De nouveaux engagements du ministre quant à l’organisation d’événements électroniques légaux en France (Communiqué de presse de Technopol du 29 juillet 2003)

Technopol, association pour la défense, la reconnaissance et la promotion des cultures, des arts et des musiques électroniques,
a fait part, lundi 28 juillet, à M. Aillagon, de ses vives inquiétudes "sur le risque de voir les organisateurs, tant associatifs que professionnels, se décourager de suivre la voie de la professionnalisation tant il est difficile d’organiser un événement électronique légal en France".

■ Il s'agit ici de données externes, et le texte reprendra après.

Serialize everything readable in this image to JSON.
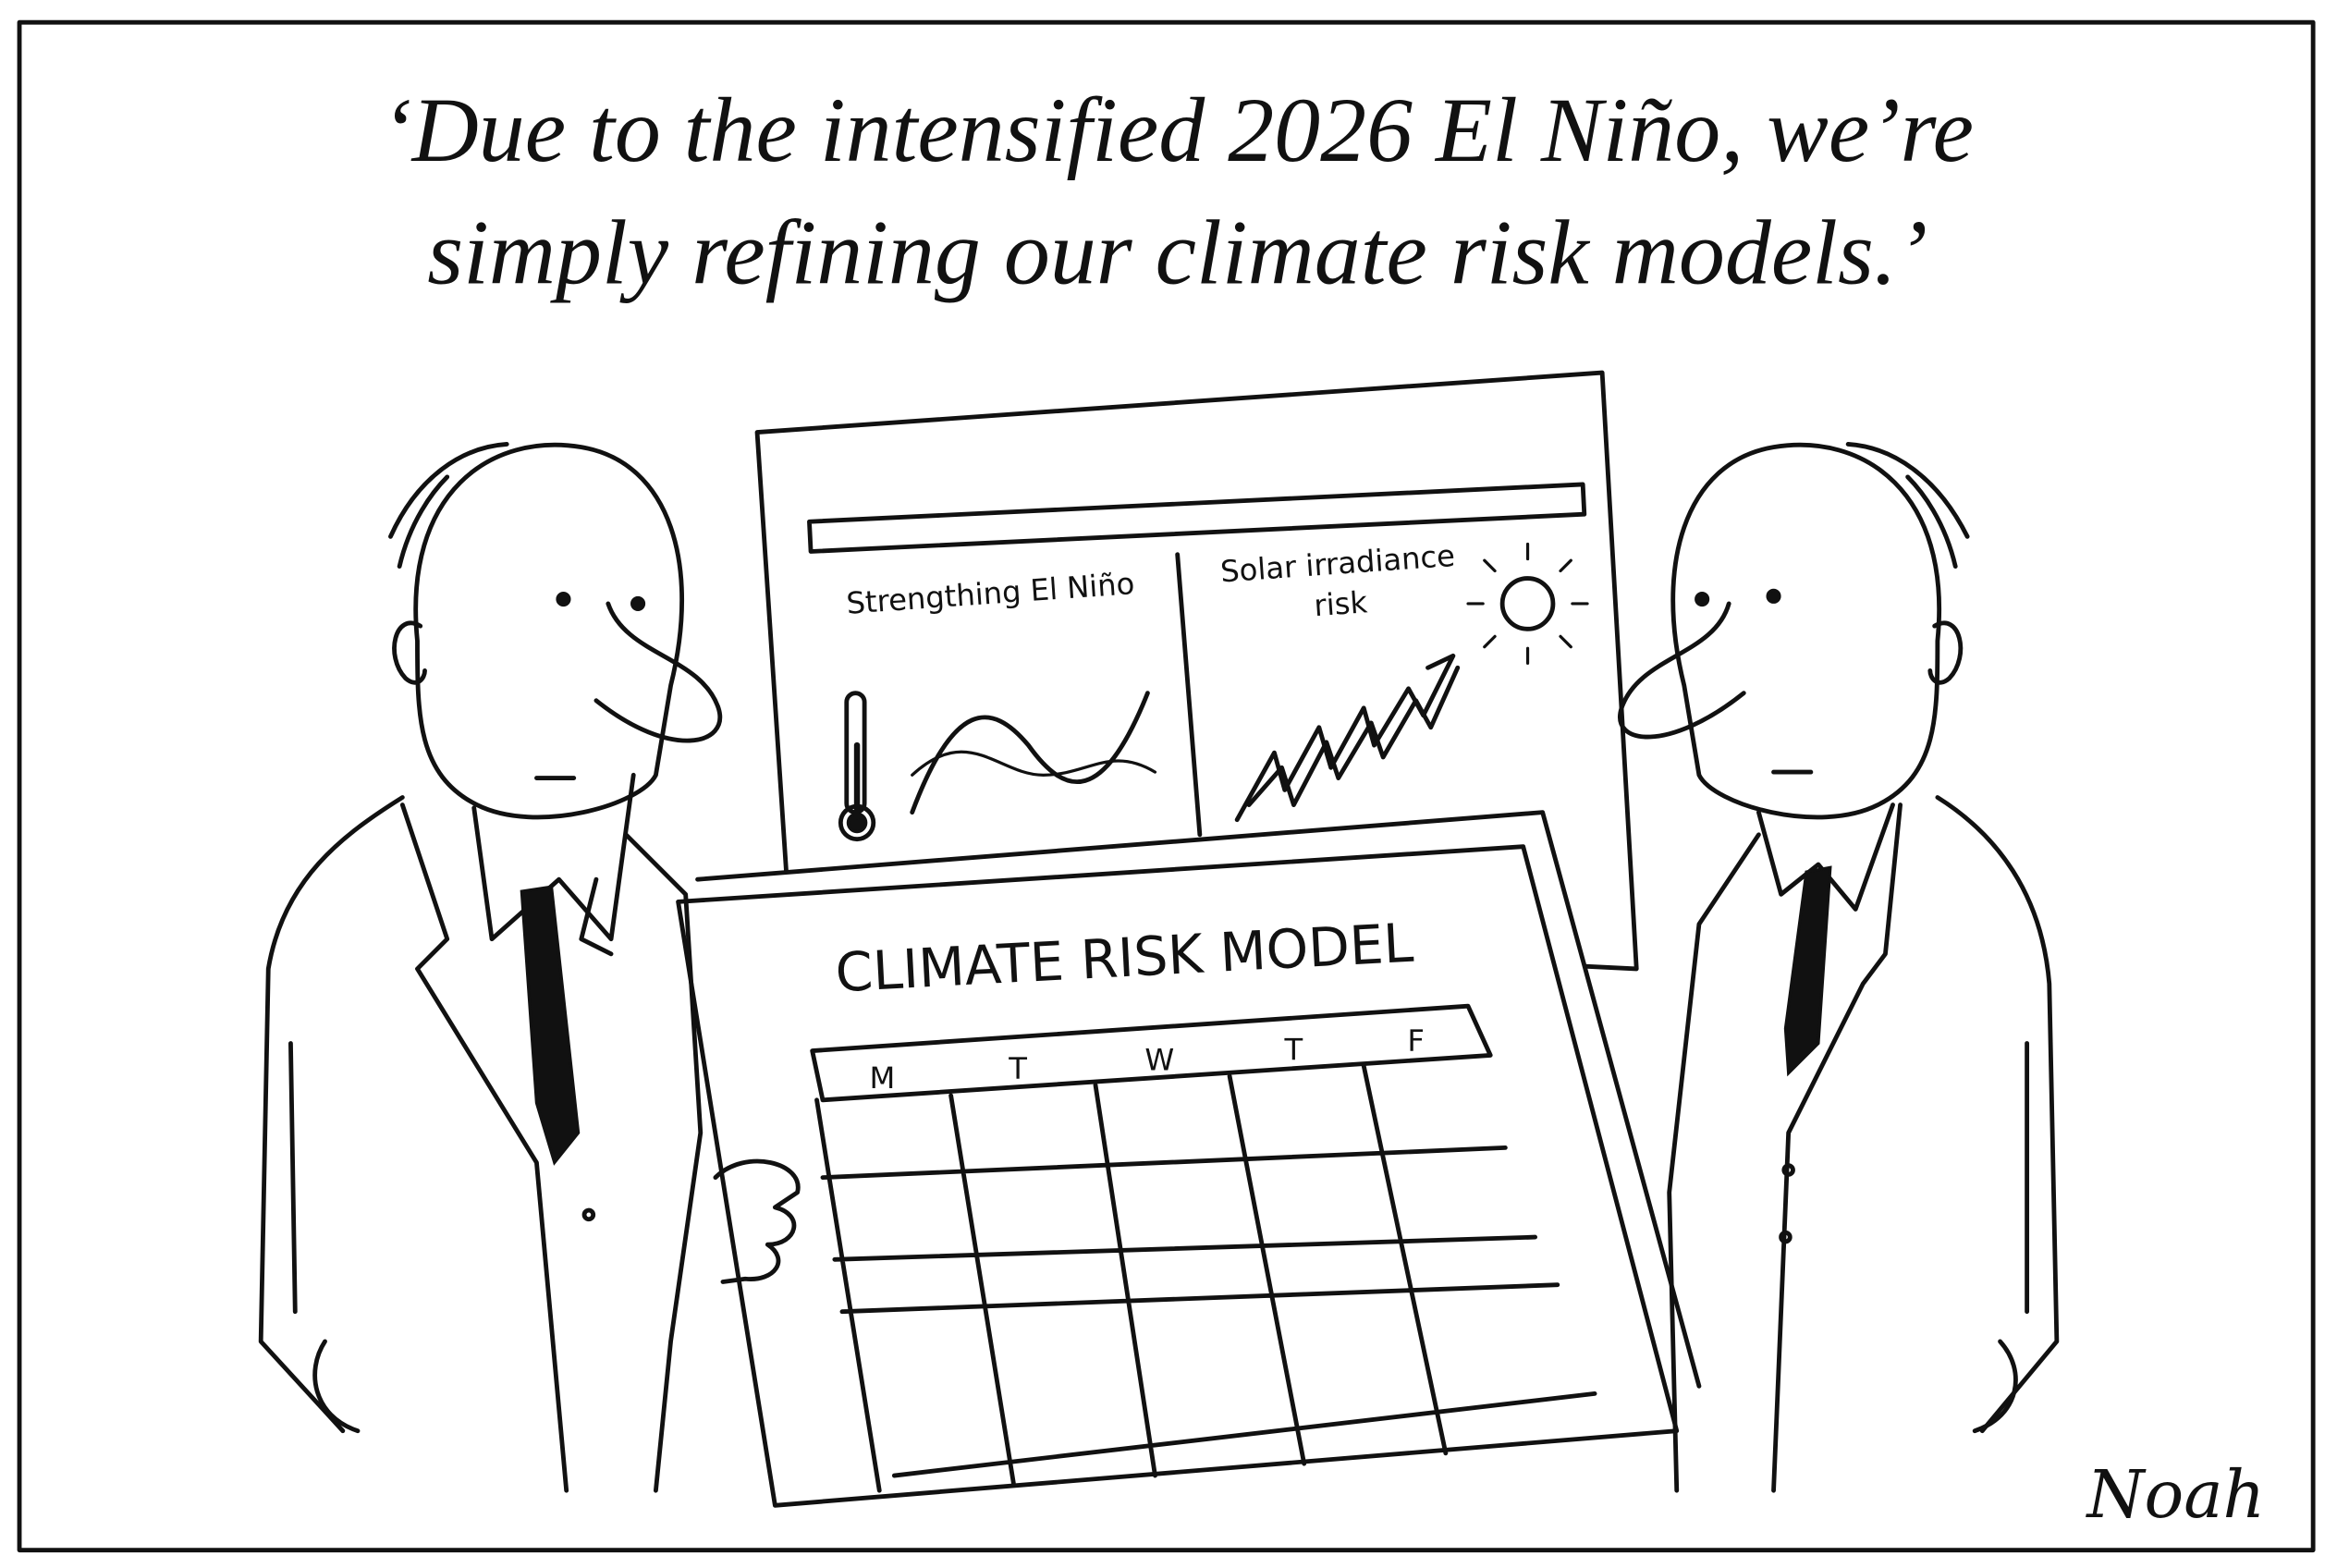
{
  "caption": {
    "lines": [
      "‘Due to the intensified 2026 El Niño, we’re",
      "simply refining our climate risk models.’"
    ]
  },
  "poster": {
    "left_label": "Strengthing El Niño",
    "right_label_lines": [
      "Solar irradiance",
      "risk"
    ]
  },
  "board": {
    "title": "CLIMATE RISK MODEL",
    "days": [
      "M",
      "T",
      "W",
      "T",
      "F"
    ]
  },
  "signature": "Noah"
}
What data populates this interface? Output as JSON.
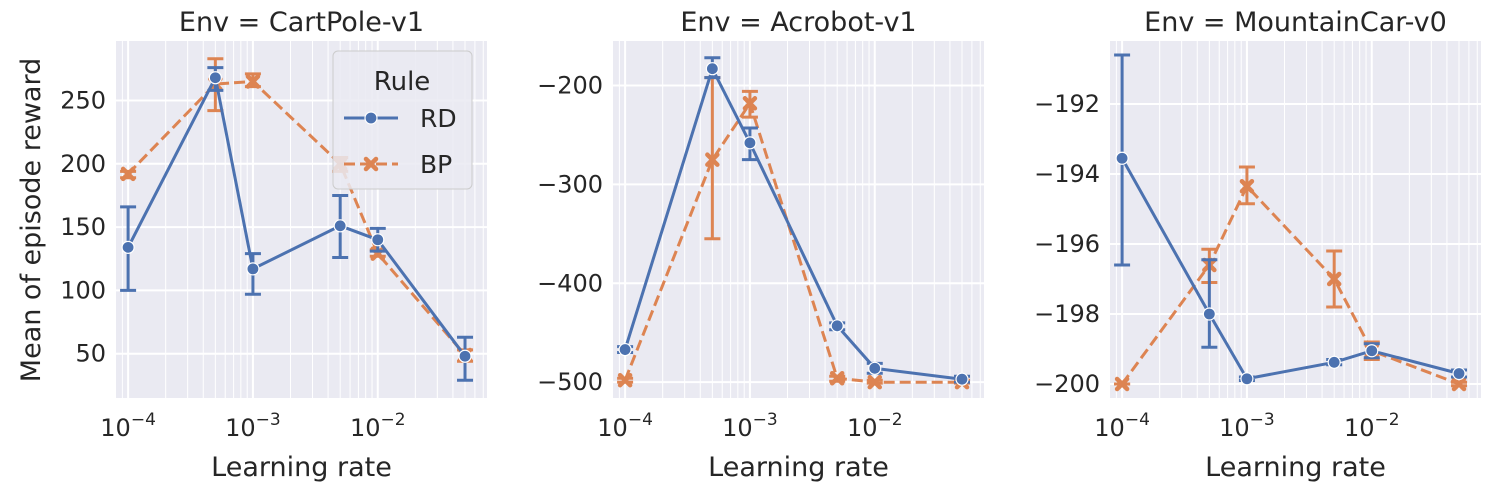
{
  "figure": {
    "ylabel": "Mean of episode reward",
    "legend": {
      "title": "Rule",
      "entries": [
        {
          "label": "RD",
          "color": "#4c72b0",
          "marker": "circle",
          "dash": "solid"
        },
        {
          "label": "BP",
          "color": "#dd8452",
          "marker": "x",
          "dash": "dashed"
        }
      ],
      "placement": "top-right of first panel"
    }
  },
  "chart_data": [
    {
      "type": "line",
      "title": "Env = CartPole-v1",
      "xlabel": "Learning rate",
      "xscale": "log",
      "xlim": [
        8e-05,
        0.075
      ],
      "ylim": [
        15,
        297
      ],
      "yticks": [
        50,
        100,
        150,
        200,
        250
      ],
      "xtick_labels": [
        {
          "value": 0.0001,
          "base": "10",
          "exp": "−4"
        },
        {
          "value": 0.001,
          "base": "10",
          "exp": "−3"
        },
        {
          "value": 0.01,
          "base": "10",
          "exp": "−2"
        }
      ],
      "x": [
        0.0001,
        0.0005,
        0.001,
        0.005,
        0.01,
        0.05
      ],
      "series": [
        {
          "name": "RD",
          "values": [
            134,
            268,
            117,
            151,
            140,
            48
          ],
          "lower": [
            100,
            258,
            97,
            126,
            131,
            29
          ],
          "upper": [
            166,
            276,
            129,
            175,
            149,
            63
          ]
        },
        {
          "name": "BP",
          "values": [
            192,
            263,
            265,
            200,
            129,
            49
          ],
          "lower": [
            189,
            242,
            261,
            194,
            127,
            44
          ],
          "upper": [
            194,
            283,
            271,
            205,
            132,
            53
          ]
        }
      ],
      "grid": true
    },
    {
      "type": "line",
      "title": "Env = Acrobot-v1",
      "xlabel": "Learning rate",
      "xscale": "log",
      "xlim": [
        8e-05,
        0.075
      ],
      "ylim": [
        -516,
        -155
      ],
      "yticks": [
        -500,
        -400,
        -300,
        -200
      ],
      "xtick_labels": [
        {
          "value": 0.0001,
          "base": "10",
          "exp": "−4"
        },
        {
          "value": 0.001,
          "base": "10",
          "exp": "−3"
        },
        {
          "value": 0.01,
          "base": "10",
          "exp": "−2"
        }
      ],
      "x": [
        0.0001,
        0.0005,
        0.001,
        0.005,
        0.01,
        0.05
      ],
      "series": [
        {
          "name": "RD",
          "values": [
            -467,
            -183,
            -258,
            -443,
            -486,
            -497
          ],
          "lower": [
            -470,
            -192,
            -275,
            -447,
            -491,
            -500
          ],
          "upper": [
            -464,
            -172,
            -243,
            -440,
            -481,
            -494
          ]
        },
        {
          "name": "BP",
          "values": [
            -498,
            -275,
            -218,
            -496,
            -500,
            -500
          ],
          "lower": [
            -500,
            -355,
            -232,
            -499,
            -501,
            -501
          ],
          "upper": [
            -496,
            -192,
            -206,
            -494,
            -498,
            -498
          ]
        }
      ],
      "grid": true
    },
    {
      "type": "line",
      "title": "Env = MountainCar-v0",
      "xlabel": "Learning rate",
      "xscale": "log",
      "xlim": [
        8e-05,
        0.075
      ],
      "ylim": [
        -200.4,
        -190.2
      ],
      "yticks": [
        -200,
        -198,
        -196,
        -194,
        -192
      ],
      "xtick_labels": [
        {
          "value": 0.0001,
          "base": "10",
          "exp": "−4"
        },
        {
          "value": 0.001,
          "base": "10",
          "exp": "−3"
        },
        {
          "value": 0.01,
          "base": "10",
          "exp": "−2"
        }
      ],
      "x": [
        0.0001,
        0.0005,
        0.001,
        0.005,
        0.01,
        0.05
      ],
      "series": [
        {
          "name": "RD",
          "values": [
            -193.55,
            -198.0,
            -199.85,
            -199.38,
            -199.05,
            -199.7
          ],
          "lower": [
            -196.6,
            -198.95,
            -199.9,
            -199.45,
            -199.25,
            -199.8
          ],
          "upper": [
            -190.6,
            -196.45,
            -199.8,
            -199.3,
            -198.85,
            -199.6
          ]
        },
        {
          "name": "BP",
          "values": [
            -200.0,
            -196.6,
            -194.35,
            -197.0,
            -199.05,
            -200.0
          ],
          "lower": [
            -200.0,
            -197.1,
            -194.85,
            -197.8,
            -199.3,
            -200.05
          ],
          "upper": [
            -200.0,
            -196.15,
            -193.8,
            -196.2,
            -198.8,
            -199.95
          ]
        }
      ],
      "grid": true
    }
  ]
}
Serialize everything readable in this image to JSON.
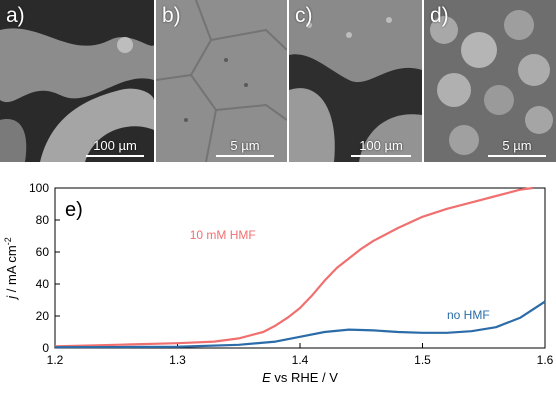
{
  "panels": [
    {
      "label": "a)",
      "scale": "100 µm"
    },
    {
      "label": "b)",
      "scale": "5 µm"
    },
    {
      "label": "c)",
      "scale": "100 µm"
    },
    {
      "label": "d)",
      "scale": "5 µm"
    }
  ],
  "plot": {
    "panel_label": "e)",
    "ylabel_italic": "j",
    "ylabel_rest": " / mA cm",
    "ylabel_sup": "-2",
    "xlabel_italic": "E",
    "xlabel_rest": " vs  RHE / V"
  },
  "chart_data": {
    "type": "line",
    "xlabel": "E vs RHE / V",
    "ylabel": "j / mA cm-2",
    "xlim": [
      1.2,
      1.6
    ],
    "ylim": [
      0,
      100
    ],
    "xticks": [
      "1.2",
      "1.3",
      "1.4",
      "1.5",
      "1.6"
    ],
    "yticks": [
      "0",
      "20",
      "40",
      "60",
      "80",
      "100"
    ],
    "series": [
      {
        "name": "10 mM HMF",
        "color": "#f07070",
        "x": [
          1.2,
          1.25,
          1.3,
          1.33,
          1.35,
          1.37,
          1.38,
          1.39,
          1.4,
          1.41,
          1.42,
          1.43,
          1.44,
          1.45,
          1.46,
          1.48,
          1.5,
          1.52,
          1.54,
          1.56,
          1.58,
          1.59
        ],
        "y": [
          1,
          2,
          3,
          4,
          6,
          10,
          14,
          19,
          25,
          33,
          42,
          50,
          56,
          62,
          67,
          75,
          82,
          87,
          91,
          95,
          99,
          100
        ]
      },
      {
        "name": "no HMF",
        "color": "#2b6ca8",
        "x": [
          1.2,
          1.25,
          1.3,
          1.35,
          1.38,
          1.4,
          1.42,
          1.44,
          1.46,
          1.48,
          1.5,
          1.52,
          1.54,
          1.56,
          1.58,
          1.6
        ],
        "y": [
          0.5,
          0.6,
          0.8,
          2,
          4,
          7,
          10,
          11.5,
          11,
          10,
          9.5,
          9.5,
          10.5,
          13,
          19,
          29
        ]
      }
    ],
    "annotations": [
      {
        "text": "10 mM HMF",
        "color": "#f07070"
      },
      {
        "text": "no HMF",
        "color": "#2b6ca8"
      }
    ]
  }
}
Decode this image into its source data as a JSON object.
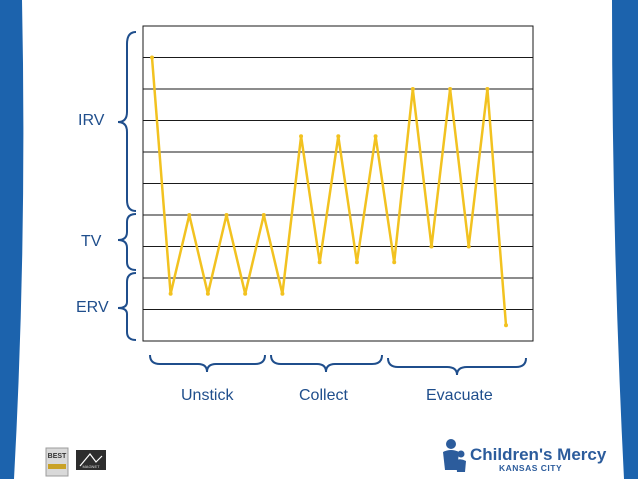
{
  "chart_data": {
    "type": "line",
    "x": [
      0,
      1,
      2,
      3,
      4,
      5,
      6,
      7,
      8,
      9,
      10,
      11,
      12,
      13,
      14,
      15,
      16,
      17,
      18,
      19
    ],
    "series": [
      {
        "values": [
          9.0,
          1.5,
          4.0,
          1.5,
          4.0,
          1.5,
          4.0,
          1.5,
          6.5,
          2.5,
          6.5,
          2.5,
          6.5,
          2.5,
          8.0,
          3.0,
          8.0,
          3.0,
          8.0,
          0.5
        ]
      }
    ],
    "ylim": [
      0,
      10
    ],
    "grid": true,
    "line_color": "#f2c220"
  },
  "volume_labels": {
    "irv": "IRV",
    "tv": "TV",
    "erv": "ERV"
  },
  "phase_labels": {
    "unstick": "Unstick",
    "collect": "Collect",
    "evacuate": "Evacuate"
  },
  "logo": {
    "name": "Children's Mercy",
    "location": "KANSAS CITY",
    "color": "#2c5c9c"
  },
  "badges": {
    "best": "BEST",
    "magnet": "MAGNET"
  },
  "colors": {
    "frame": "#1c63ad",
    "accent": "#2c5c9c",
    "line": "#f2c220"
  }
}
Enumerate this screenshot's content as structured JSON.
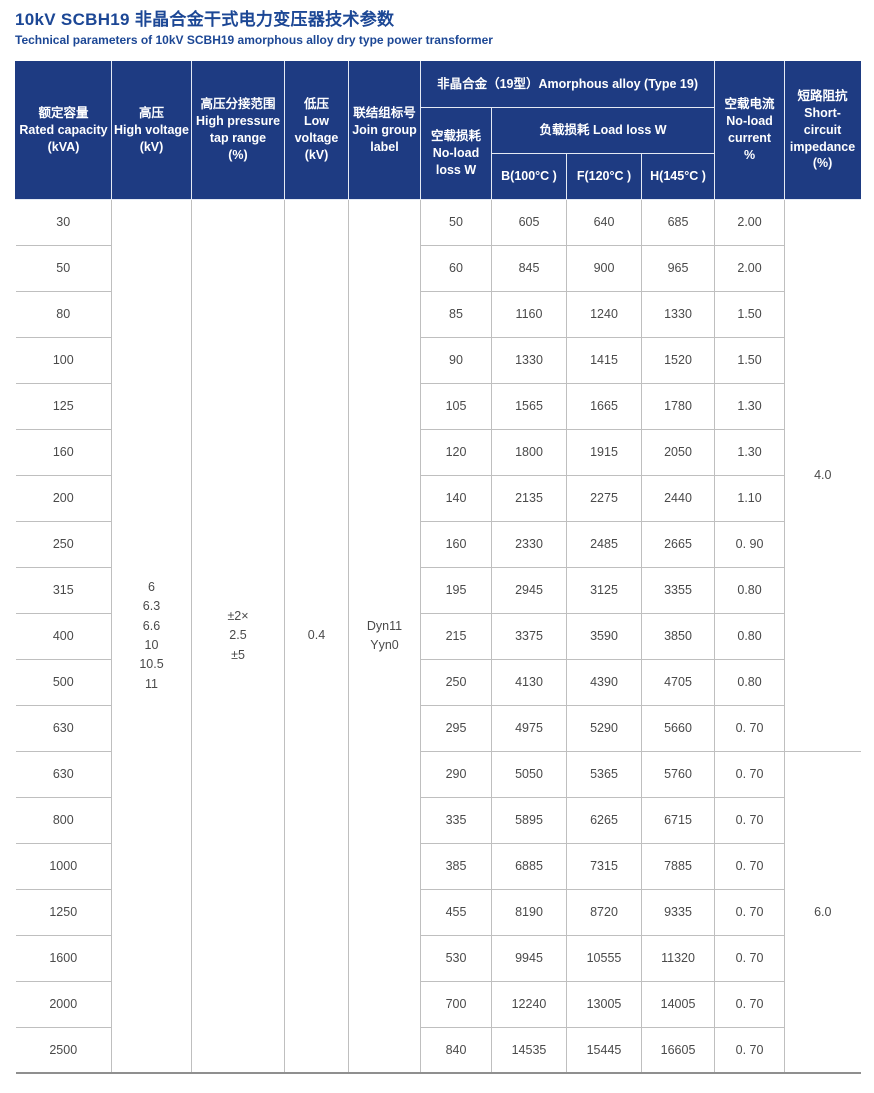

Suite à ces discussions, le ministre s’est engagé à  :
accroître son soutien aux acteurs des musiques électroniques ; fournir la liste des correspondants DRAC travaillant en collaboration avec les médiateurs "rave-parties" nommés dans chaque préfecture ("Une réunion des correspondants DRAC sera organisée avec le concours de Technopol lors des Rendez-Vous Electroniques entre le 5 et 14 septembre 2003") ; "assurer des réunions locales en sa présence entre préfectures de région, médiateurs « rave », correspondants DRAC et acteurs électroniques locaux afin de faciliter leurs relations" ; "engager une réflexion sur les difficultés de diffusion des musiques électroniques tant au niveau des radios (quotas de chanson française) que des lieux de diffusion qui rencontrent des difficultés d’exploitation", "soutenir financièrement les trop rares manifestations électroniques encore existantes afin de les aider à assurer leur viabilité économique"
La question de l’application du décret du 3 mai 2002 a été également soulevée.
Technopol a déposé un recours auprès du conseil d’Etat pour l’annulation de ce décret. Si ces démarches aboutissent, "Technopol a demandé instamment que le ministère de la Culture soit fortement associé aux réflexions qui s’en suivraient et soit signataire d’un éventuel nouveau texte s’appliquant en la matière".